Bontang, Natmed.id – Nilai investasi pembangunan pabrik soda ash di Bontang, Kalimantan Timur (Kaltim) yang mencapai Rp2,7 triliun diproyeksikan membawa dampak positif bagi perekonomian dan ketenagakerjaan.
Proyek yang dijadwalkan mulai beroperasi pada akhir 2026 ini diharapkan mampu menyerap sekitar 1.000 tenaga kerja lokal selama masa konstruksi.
Jika prediksi itu terjadi, maka akan menjadi solusi yang potensial mengurangi angka pengangguran di Kota Bontang.
Untuk itu, anggota Komisi B DPRD Kota Bontang Suharno menegaskan pentingnya kepatuhan perusahaan terhadap Peraturan Daerah (Perda) Nomor 10 Tahun 2018.
Perda ini mensyaratkan agar 75 persen dari total tenaga kerja berasal dari warga lokal. Tujuannya, untuk memastikan manfaat investasi dapat dirasakan langsung oleh warga Bontang.
“Perda sudah jelas mengatur 75 persen tenaga kerja harus dari warga lokal. Kami akan berkoordinasi dengan Dinas Tenaga Kerja untuk memastikan aturan ini benar-benar diterapkan, bukan hanya di atas kertas,” kata Suharno saat menghadiri reses DPRD di Kelurahan Api-Api, Bontang, Minggu (3/11/2024).
Masalah pengangguran di Bontang menjadi isu mendesak yang memerlukan perhatian pemerintah dan dunia usaha.
Berdasarkan data Badan Pusat Statistik (BPS), angka pengangguran terbuka (TPT) di Bontang pada Agustus 2022 mencapai 7,81 persen. Jumlah itu mengalami penurunan dari 9,92 persen pada periode yang sama setahun sebelumnya.
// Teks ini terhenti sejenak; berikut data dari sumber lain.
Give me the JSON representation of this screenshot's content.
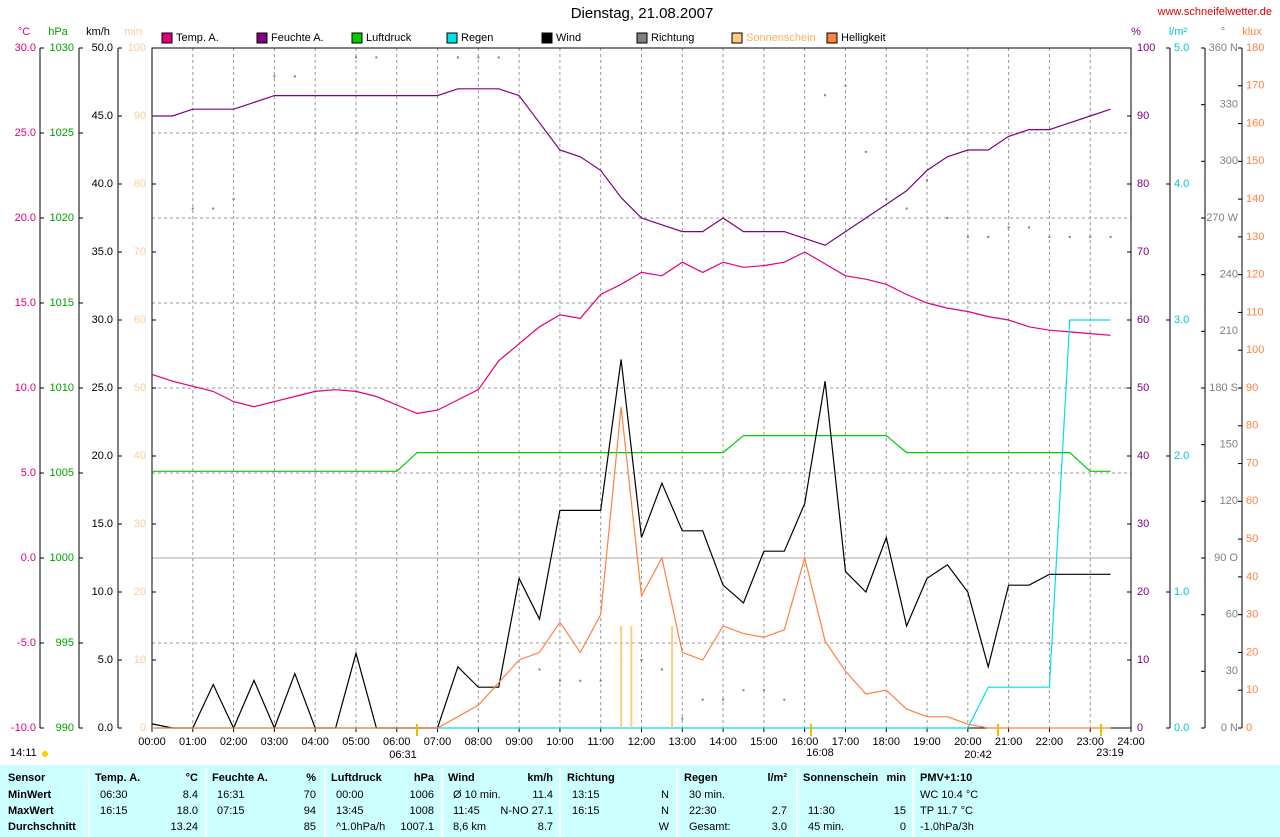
{
  "chart_data": {
    "type": "line",
    "title": "Dienstag, 21.08.2007",
    "source": "www.schneifelwetter.de",
    "grid": true,
    "grid_axis": "°C",
    "x": [
      0,
      0.5,
      1,
      1.5,
      2,
      2.5,
      3,
      3.5,
      4,
      4.5,
      5,
      5.5,
      6,
      6.5,
      7,
      7.5,
      8,
      8.5,
      9,
      9.5,
      10,
      10.5,
      11,
      11.5,
      12,
      12.5,
      13,
      13.5,
      14,
      14.5,
      15,
      15.5,
      16,
      16.5,
      17,
      17.5,
      18,
      18.5,
      19,
      19.5,
      20,
      20.5,
      21,
      21.5,
      22,
      22.5,
      23,
      23.5
    ],
    "xlim": [
      0,
      24
    ],
    "xticks": [
      {
        "value": 0,
        "label": "00:00"
      },
      {
        "value": 1,
        "label": "01:00"
      },
      {
        "value": 2,
        "label": "02:00"
      },
      {
        "value": 3,
        "label": "03:00"
      },
      {
        "value": 4,
        "label": "04:00"
      },
      {
        "value": 5,
        "label": "05:00"
      },
      {
        "value": 6,
        "label": "06:00"
      },
      {
        "value": 7,
        "label": "07:00"
      },
      {
        "value": 8,
        "label": "08:00"
      },
      {
        "value": 9,
        "label": "09:00"
      },
      {
        "value": 10,
        "label": "10:00"
      },
      {
        "value": 11,
        "label": "11:00"
      },
      {
        "value": 12,
        "label": "12:00"
      },
      {
        "value": 13,
        "label": "13:00"
      },
      {
        "value": 14,
        "label": "14:00"
      },
      {
        "value": 15,
        "label": "15:00"
      },
      {
        "value": 16,
        "label": "16:00"
      },
      {
        "value": 17,
        "label": "17:00"
      },
      {
        "value": 18,
        "label": "18:00"
      },
      {
        "value": 19,
        "label": "19:00"
      },
      {
        "value": 20,
        "label": "20:00"
      },
      {
        "value": 21,
        "label": "21:00"
      },
      {
        "value": 22,
        "label": "22:00"
      },
      {
        "value": 23,
        "label": "23:00"
      },
      {
        "value": 24,
        "label": "24:00"
      }
    ],
    "axes": [
      {
        "unit": "°C",
        "color": "#e0007a",
        "lim": [
          -10,
          30
        ],
        "ticks": [
          {
            "value": -10,
            "label": "-10.0"
          },
          {
            "value": -5,
            "label": "-5.0"
          },
          {
            "value": 0,
            "label": "0.0"
          },
          {
            "value": 5,
            "label": "5.0"
          },
          {
            "value": 10,
            "label": "10.0"
          },
          {
            "value": 15,
            "label": "15.0"
          },
          {
            "value": 20,
            "label": "20.0"
          },
          {
            "value": 25,
            "label": "25.0"
          },
          {
            "value": 30,
            "label": "30.0"
          }
        ]
      },
      {
        "unit": "hPa",
        "color": "#00a000",
        "lim": [
          990,
          1030
        ],
        "ticks": [
          990,
          995,
          1000,
          1005,
          1010,
          1015,
          1020,
          1025,
          1030
        ]
      },
      {
        "unit": "km/h",
        "color": "#000000",
        "lim": [
          0,
          50
        ],
        "ticks": [
          {
            "value": 0,
            "label": "0.0"
          },
          {
            "value": 5,
            "label": "5.0"
          },
          {
            "value": 10,
            "label": "10.0"
          },
          {
            "value": 15,
            "label": "15.0"
          },
          {
            "value": 20,
            "label": "20.0"
          },
          {
            "value": 25,
            "label": "25.0"
          },
          {
            "value": 30,
            "label": "30.0"
          },
          {
            "value": 35,
            "label": "35.0"
          },
          {
            "value": 40,
            "label": "40.0"
          },
          {
            "value": 45,
            "label": "45.0"
          },
          {
            "value": 50,
            "label": "50.0"
          }
        ]
      },
      {
        "unit": "min",
        "color": "#ffcc99",
        "lim": [
          0,
          100
        ],
        "ticks": [
          0,
          10,
          20,
          30,
          40,
          50,
          60,
          70,
          80,
          90,
          100
        ]
      },
      {
        "unit": "%",
        "color": "#800080",
        "lim": [
          0,
          100
        ],
        "ticks": [
          0,
          10,
          20,
          30,
          40,
          50,
          60,
          70,
          80,
          90,
          100
        ]
      },
      {
        "unit": "l/m²",
        "color": "#00c8c8",
        "lim": [
          0,
          5
        ],
        "ticks": [
          {
            "value": 0,
            "label": "0.0"
          },
          {
            "value": 1,
            "label": "1.0"
          },
          {
            "value": 2,
            "label": "2.0"
          },
          {
            "value": 3,
            "label": "3.0"
          },
          {
            "value": 4,
            "label": "4.0"
          },
          {
            "value": 5,
            "label": "5.0"
          }
        ]
      },
      {
        "unit": "°",
        "color": "#808080",
        "lim": [
          0,
          360
        ],
        "ticks": [
          {
            "value": 0,
            "label": "0 N"
          },
          30,
          60,
          {
            "value": 90,
            "label": "90 O"
          },
          120,
          150,
          {
            "value": 180,
            "label": "180 S"
          },
          210,
          240,
          {
            "value": 270,
            "label": "270 W"
          },
          300,
          330,
          {
            "value": 360,
            "label": "360 N"
          }
        ]
      },
      {
        "unit": "klux",
        "color": "#ff8040",
        "lim": [
          0,
          180
        ],
        "ticks": [
          0,
          10,
          20,
          30,
          40,
          50,
          60,
          70,
          80,
          90,
          100,
          110,
          120,
          130,
          140,
          150,
          160,
          170,
          180
        ]
      }
    ],
    "series": [
      {
        "name": "Temp. A.",
        "color": "#e0007a",
        "axis": "°C",
        "style": "line",
        "values": [
          10.8,
          10.4,
          10.1,
          9.8,
          9.2,
          8.9,
          9.2,
          9.5,
          9.8,
          9.9,
          9.8,
          9.5,
          9.0,
          8.5,
          8.7,
          9.3,
          9.9,
          11.6,
          12.6,
          13.6,
          14.3,
          14.1,
          15.5,
          16.1,
          16.8,
          16.6,
          17.4,
          16.8,
          17.4,
          17.1,
          17.2,
          17.4,
          18.0,
          17.3,
          16.6,
          16.4,
          16.1,
          15.5,
          15.0,
          14.7,
          14.5,
          14.2,
          14.0,
          13.6,
          13.4,
          13.3,
          13.2,
          13.1
        ]
      },
      {
        "name": "Feuchte A.",
        "color": "#800080",
        "axis": "%",
        "style": "line",
        "values": [
          90,
          90,
          91,
          91,
          91,
          92,
          93,
          93,
          93,
          93,
          93,
          93,
          93,
          93,
          93,
          94,
          94,
          94,
          93,
          89,
          85,
          84,
          82,
          78,
          75,
          74,
          73,
          73,
          75,
          73,
          73,
          73,
          72,
          71,
          73,
          75,
          77,
          79,
          82,
          84,
          85,
          85,
          87,
          88,
          88,
          89,
          90,
          91
        ]
      },
      {
        "name": "Luftdruck",
        "color": "#00cc00",
        "axis": "hPa",
        "style": "line",
        "values": [
          1005.1,
          1005.1,
          1005.1,
          1005.1,
          1005.1,
          1005.1,
          1005.1,
          1005.1,
          1005.1,
          1005.1,
          1005.1,
          1005.1,
          1005.1,
          1006.2,
          1006.2,
          1006.2,
          1006.2,
          1006.2,
          1006.2,
          1006.2,
          1006.2,
          1006.2,
          1006.2,
          1006.2,
          1006.2,
          1006.2,
          1006.2,
          1006.2,
          1006.2,
          1007.2,
          1007.2,
          1007.2,
          1007.2,
          1007.2,
          1007.2,
          1007.2,
          1007.2,
          1006.2,
          1006.2,
          1006.2,
          1006.2,
          1006.2,
          1006.2,
          1006.2,
          1006.2,
          1006.2,
          1005.1,
          1005.1
        ]
      },
      {
        "name": "Regen",
        "color": "#00e0e8",
        "axis": "l/m²",
        "style": "line",
        "values": [
          0,
          0,
          0,
          0,
          0,
          0,
          0,
          0,
          0,
          0,
          0,
          0,
          0,
          0,
          0,
          0,
          0,
          0,
          0,
          0,
          0,
          0,
          0,
          0,
          0,
          0,
          0,
          0,
          0,
          0,
          0,
          0,
          0,
          0,
          0,
          0,
          0,
          0,
          0,
          0,
          0,
          0.3,
          0.3,
          0.3,
          0.3,
          3.0,
          3.0,
          3.0
        ]
      },
      {
        "name": "Wind",
        "color": "#000000",
        "axis": "km/h",
        "style": "line",
        "values": [
          0.3,
          0,
          0,
          3.2,
          0,
          3.5,
          0,
          4.0,
          0,
          0,
          5.5,
          0,
          0,
          0,
          0,
          4.5,
          3.0,
          3.0,
          11.0,
          8.0,
          16.0,
          16.0,
          16.0,
          27.1,
          14.0,
          18.0,
          14.5,
          14.5,
          10.5,
          9.2,
          13.0,
          13.0,
          16.5,
          25.5,
          11.5,
          10.0,
          14.0,
          7.5,
          11.0,
          12.0,
          10.0,
          4.5,
          10.5,
          10.5,
          11.3,
          11.3,
          11.3,
          11.3
        ]
      },
      {
        "name": "Richtung",
        "color": "#808080",
        "axis": "°",
        "style": "dots",
        "values": [
          null,
          null,
          275,
          275,
          280,
          null,
          345,
          345,
          null,
          null,
          355,
          355,
          null,
          null,
          null,
          355,
          355,
          355,
          null,
          31,
          25,
          25,
          25,
          36,
          36,
          31,
          5,
          15,
          15,
          20,
          20,
          15,
          null,
          335,
          340,
          305,
          280,
          275,
          290,
          270,
          260,
          260,
          265,
          265,
          260,
          260,
          260,
          260
        ]
      },
      {
        "name": "Sonnenschein",
        "color": "#ffcc80",
        "axis": "min",
        "style": "bars",
        "x": [
          11.5,
          11.75,
          12.75
        ],
        "values": [
          15,
          15,
          15
        ]
      },
      {
        "name": "Helligkeit",
        "color": "#ff8040",
        "axis": "klux",
        "style": "line",
        "values": [
          0,
          0,
          0,
          0,
          0,
          0,
          0,
          0,
          0,
          0,
          0,
          0,
          0,
          0,
          0,
          3,
          6,
          12,
          18,
          20,
          28,
          20,
          30,
          85,
          35,
          45,
          20,
          18,
          27,
          25,
          24,
          26,
          45,
          23,
          15,
          9,
          10,
          5,
          3,
          3,
          1,
          0,
          0,
          0,
          0,
          0,
          0,
          0
        ]
      }
    ],
    "moon_note": "14:11",
    "annotations": [
      "06:31",
      "20:42",
      "16:08",
      "23:19"
    ]
  },
  "table": {
    "headers": [
      {
        "name": "Sensor"
      },
      {
        "name": "Temp. A.",
        "unit": "°C"
      },
      {
        "name": "Feuchte A.",
        "unit": "%"
      },
      {
        "name": "Luftdruck",
        "unit": "hPa"
      },
      {
        "name": "Wind",
        "unit": "km/h"
      },
      {
        "name": "Richtung"
      },
      {
        "name": "Regen",
        "unit": "l/m²"
      },
      {
        "name": "Sonnenschein",
        "unit": "min"
      },
      {
        "name": "PMV+1:10"
      }
    ],
    "rows": [
      {
        "label": "MinWert",
        "cells": [
          [
            "06:30",
            "8.4"
          ],
          [
            "16:31",
            "70"
          ],
          [
            "00:00",
            "1006"
          ],
          [
            "Ø 10 min.",
            "11.4"
          ],
          [
            "13:15",
            "N"
          ],
          [
            "30 min.",
            null
          ],
          [
            null,
            null
          ],
          [
            "WC 10.4 °C",
            null
          ]
        ]
      },
      {
        "label": "MaxWert",
        "cells": [
          [
            "16:15",
            "18.0"
          ],
          [
            "07:15",
            "94"
          ],
          [
            "13:45",
            "1008"
          ],
          [
            "11:45",
            "N-NO 27.1"
          ],
          [
            "16:15",
            "N"
          ],
          [
            "22:30",
            "2.7"
          ],
          [
            "11:30",
            "15"
          ],
          [
            "TP 11.7 °C",
            null
          ]
        ]
      },
      {
        "label": "Durchschnitt",
        "cells": [
          [
            null,
            "13.24"
          ],
          [
            null,
            "85"
          ],
          [
            "^1.0hPa/h",
            "1007.1"
          ],
          [
            "8,6 km",
            "8.7"
          ],
          [
            null,
            "W"
          ],
          [
            "Gesamt:",
            "3.0"
          ],
          [
            "45 min.",
            "0"
          ],
          [
            "-1.0hPa/3h",
            null
          ]
        ]
      }
    ]
  }
}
Meski demikian, angka ini masih cukup tinggi dibandingkan kota-kota lain di Kaltim, sehingga lapangan kerja baru sangat dinantikan warga Bontang.
Dengan kehadiran pabrik soda ash yang membutuhkan tenaga kerja besar dalam tahap konstruksi dan operasional, diharapkan angka pengangguran dapat ditekan lebih rendah.
Suharno optimis jika Perda Nomor 10 Tahun 2018 diterapkan secara konsisten, maka dampak positifnya terhadap pengurangan pengangguran akan terasa.
“Investasi besar seperti ini seharusnya bisa berdampak nyata. Jika aturan 75 persen tenaga kerja lokal benar-benar diterapkan, kita pasti akan melihat dampak positif dalam mengurangi pengangguran di Bontang,” tegas Suharno.
Meskipun perda tentang penggunaan tenaga kerja lokal sudah berlaku, Suharno menyoroti perlunya pengawasan intensif untuk menjamin aturan ini tidak hanya berlaku di atas kertas.
Ia mendorong Dinas Tenaga Kerja untuk lebih aktif dalam mengawasi agar perusahaan yang terlibat dalam proyek soda ash ini benar-benar memenuhi ketentuan.
“Jangan sampai aturan ini hanya terlihat ‘garang di atas kertas’ tapi lemah dalam pelaksanaan. Kami ingin melihat aturan ini dijalankan dan mampu menekan angka pengangguran,” katanya.
Suharno menambahkan, pengawasan ketat dan koordinasi antara pemerintah daerah, DPRD, dan perusahaan sangat penting untuk memastikan bahwa warga lokal Bontang benar-benar mendapat prioritas dalam kesempatan kerja ini.
Selain menciptakan lapangan kerja, pembangunan pabrik soda ash ini diharapkan bisa menggerakkan ekonomi lokal melalui peningkatan daya beli masyarakat dan pertumbuhan bisnis pendukung.
Mulai dari penyedia bahan bangunan, transportasi, hingga akomodasi bagi pekerja dari luar. Investasi ini diperkirakan membuka peluang-peluang bisnis baru.
Keberadaan industri baru juga diharapkan menambah pendapatan daerah dari pajak dan retribusi yang kemudian bisa dimanfaatkan untuk pembangunan fasilitas publik dan infrastruktur lainnya. Selain itu, serta membuka pintu bagi investor baru ke Bontang.